Tuesday, January 31, 2017

Car Crash Politics

If we go back to the day before the presidential election of 2000 we can see that the two political parties in the US were both trying to stake out the center ground. Democrats were the New Democrats of the Clinton era. Republicans were the "compassionate conservatives" of George W. Bush.

Obviously, that era is over. Instead of Clinton's promise to end welfare as we know it, triangulating the Republicans on welfare, we have Donald Trump doing a Macchiavellian forced march to get his entire agenda done in the first weeks of power. And we have Democrats erupting over Trump's first immigration initiative.

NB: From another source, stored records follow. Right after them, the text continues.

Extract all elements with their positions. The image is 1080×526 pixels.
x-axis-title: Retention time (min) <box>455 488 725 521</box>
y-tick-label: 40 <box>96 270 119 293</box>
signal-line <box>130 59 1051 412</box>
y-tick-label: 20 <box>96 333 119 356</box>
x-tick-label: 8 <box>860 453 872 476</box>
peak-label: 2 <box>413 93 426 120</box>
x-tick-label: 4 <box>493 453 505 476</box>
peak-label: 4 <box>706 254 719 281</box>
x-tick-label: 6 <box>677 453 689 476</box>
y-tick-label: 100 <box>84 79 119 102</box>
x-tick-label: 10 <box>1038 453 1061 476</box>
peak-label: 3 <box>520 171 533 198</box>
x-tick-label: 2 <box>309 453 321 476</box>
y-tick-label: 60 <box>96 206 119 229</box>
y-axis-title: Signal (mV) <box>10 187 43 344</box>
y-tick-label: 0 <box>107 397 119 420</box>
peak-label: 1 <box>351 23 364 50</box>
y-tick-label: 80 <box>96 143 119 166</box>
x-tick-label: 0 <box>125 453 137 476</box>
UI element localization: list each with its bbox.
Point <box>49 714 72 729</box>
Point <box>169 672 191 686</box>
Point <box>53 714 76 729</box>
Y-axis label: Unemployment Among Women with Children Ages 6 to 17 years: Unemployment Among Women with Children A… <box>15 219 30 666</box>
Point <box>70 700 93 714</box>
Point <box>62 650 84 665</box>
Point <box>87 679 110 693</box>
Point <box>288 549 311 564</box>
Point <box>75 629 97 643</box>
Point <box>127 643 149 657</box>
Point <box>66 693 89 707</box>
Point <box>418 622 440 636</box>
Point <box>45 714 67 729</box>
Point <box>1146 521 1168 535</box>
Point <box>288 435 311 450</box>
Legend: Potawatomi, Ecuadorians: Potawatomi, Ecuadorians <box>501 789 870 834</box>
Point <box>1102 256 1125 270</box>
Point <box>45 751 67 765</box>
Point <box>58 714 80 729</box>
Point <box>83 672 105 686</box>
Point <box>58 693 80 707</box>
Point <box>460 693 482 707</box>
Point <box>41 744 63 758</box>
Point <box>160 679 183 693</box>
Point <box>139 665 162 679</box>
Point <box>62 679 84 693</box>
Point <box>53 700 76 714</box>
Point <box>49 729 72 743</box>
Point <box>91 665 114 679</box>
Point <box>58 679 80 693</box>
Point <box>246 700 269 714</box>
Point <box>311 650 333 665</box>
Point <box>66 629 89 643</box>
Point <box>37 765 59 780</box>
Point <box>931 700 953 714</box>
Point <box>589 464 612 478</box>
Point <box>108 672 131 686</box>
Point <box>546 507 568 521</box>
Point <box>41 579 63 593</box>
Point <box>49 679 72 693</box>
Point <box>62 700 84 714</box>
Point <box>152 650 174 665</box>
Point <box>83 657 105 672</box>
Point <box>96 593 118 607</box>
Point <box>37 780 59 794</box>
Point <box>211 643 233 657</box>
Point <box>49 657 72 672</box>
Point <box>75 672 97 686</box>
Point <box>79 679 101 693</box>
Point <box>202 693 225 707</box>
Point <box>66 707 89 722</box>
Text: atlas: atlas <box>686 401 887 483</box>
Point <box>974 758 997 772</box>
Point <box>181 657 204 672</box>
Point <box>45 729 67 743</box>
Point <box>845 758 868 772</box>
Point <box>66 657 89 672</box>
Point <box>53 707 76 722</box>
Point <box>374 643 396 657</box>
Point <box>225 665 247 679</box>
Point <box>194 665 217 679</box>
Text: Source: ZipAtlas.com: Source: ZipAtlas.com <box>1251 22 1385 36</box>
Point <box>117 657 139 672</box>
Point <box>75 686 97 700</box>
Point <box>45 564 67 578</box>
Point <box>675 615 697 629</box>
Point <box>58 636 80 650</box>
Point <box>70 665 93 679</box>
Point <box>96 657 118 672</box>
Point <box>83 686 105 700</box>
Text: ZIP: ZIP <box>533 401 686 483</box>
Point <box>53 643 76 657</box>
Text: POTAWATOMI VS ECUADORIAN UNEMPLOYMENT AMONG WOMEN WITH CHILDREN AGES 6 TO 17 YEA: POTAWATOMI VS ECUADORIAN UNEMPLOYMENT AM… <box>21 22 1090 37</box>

Obviously President Trump's shock and awe rollout was carefully planned. Someone decided that Trump had to get his agenda going before the Democrats had time to get organized. Obviously the Democrats' immediate response to Trump's immigration pause was carefully planned. Reducing immigration destroys the Democrats' strategy to replace today's America with a new nation of immigrants that will vote Democrat for a generation or two.

Both sides in the political wars are deciding that they have to go for broke. You can see how that makes sense for both sides.

For Republicans the "compassionate conservatism" of the Bush years turned into a bust. A bipartisan No Child Left Behind education effort with Sen. Ted Kennedy failed because Republicans compromised on more spending but got stiffed on school choice. The Iraq invasion, a continuation of the bipartisan "regime change" policy, fell apart after Democrats got redirected by their anti-war faction.

For Democrats the whole New Democrat era was a massive frustration, because Democrats live for big new programs, universal health care, climate change, bending the arc of history towards justice for all the marginalized and oppressed of the world.

So when Democrats retook Congress in 2006 and the presidency in 2008 they went for broke. They didn't say they were going to do that. They didn't have to. They just needed to let their activists go to work and let the media nod it through. And anyone that objected was a racist, sexist, homophobe, or a denier.

The only problem with the Democrats going for broke was that it immediately provoked push back. First there was the Tea Party in 2009. Then there was the flip of the House in 2010. Then there was the flip of the Senate in 2014. Now we have the most Republican national government since 1928. Obviously, someone out there in the hinterlands ain't happy.

Notice the difference between the two movements. The Democratic push to the left was driven by its activist core that is connected to its leaders in Washington by ties of patronage in the vast administrative state and the activist community.

But the Republican push to the right was a genuine populist rebellion that took the GOP establishment by surprise. It was telling that House Leader Nancy Pelosi spoke of the Tea Party as astroturf. Of course it was; all Democratic activist groups are astroturf, so Nance assumed that the same was true of right-wing activism. But it wasn't. It was earnest middle-class people doing their earnest civic thing.

The populist rebellion wanted leaders that would fight back against the Democratic administrative state and political correctness. But how? The whole GOP establishment was reared on the idea of go along to get along with the liberal power structure. As blogger Mencius Moldbug writes, the Democrats are the Inner Party; they get to rule when in power. The Republicans are the Outer Party; they get to govern when in office.

But where would the Republican populists get a leader they wanted: a man who would take the fight right down the Democrats' throat?

Amazing isn't it, that Donald Trump should turn out to be that man. Who woulda thunk it?

Obviously, nobody knows how this will turn out. Both parties have stopped circling each other; each is driving right at the other. It is going to end in a mighty car crash.

The only thing to hope for is that the crash doesn't end up as a real shooting civil war.